Under the tutelage of Bridgeway Board Certified Nurse Practitioner, Deborah Drumm, APRN, BC, individuals at the former Newton Memorial location grew calendula flowers, harvested them and made their own calendula cream. With the addition of the raised gardens, similar projects will be possible. Since the move, they have not been able to establish a greenhouse. So they have an indoor “Green Room” for the plants, maintain many plants inside the building year round, and do seasonal outdoor planting and cultivating in beds around the building.
People served by Bridgeway have been growing small crops for fresh produce in the Kitchen Unit since Bridgeway moved, but Piagesi-Zett are reiterated, “We have been challenged by the soil conditions and the small patch of ground we use.
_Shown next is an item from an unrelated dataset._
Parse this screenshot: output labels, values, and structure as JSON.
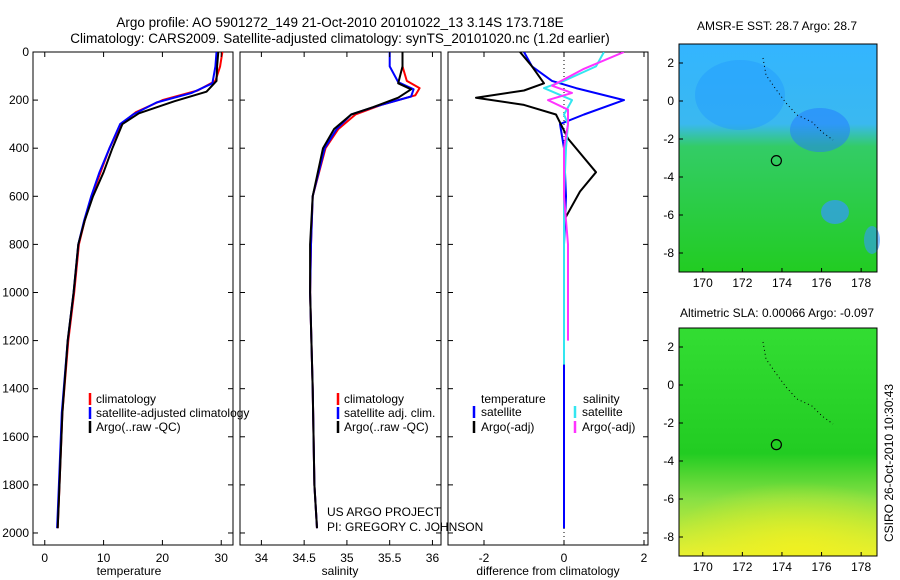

Raised beds will give us a better outcome for our efforts.”
Helping greatly on Saturday will be the Don Bosco Columbiettes #7784 of Newton.
“Bridgeway helps a lot of people with rehabilitation and helps patients learn how to cope in the community again,” said Pat Keegan, Immediate Past President of the Columbiettes. “We are a group of Catholic women who raise money to give to charities, as well as do other projects."
She said Bridgeway is both a charity and a community project.
“We learned how a raised garden would better serve the programs at Bridgeway," Keegan said. "As Columbiettes, we always look for others to help and felt they were a good group to give our help to. We look forward to the work we will do on Saturday.”
“We are so grateful to Pat and the Columbiettes Auxiliary understanding the work we do and for reaching out and offering this support,” Piagesi-Zett said.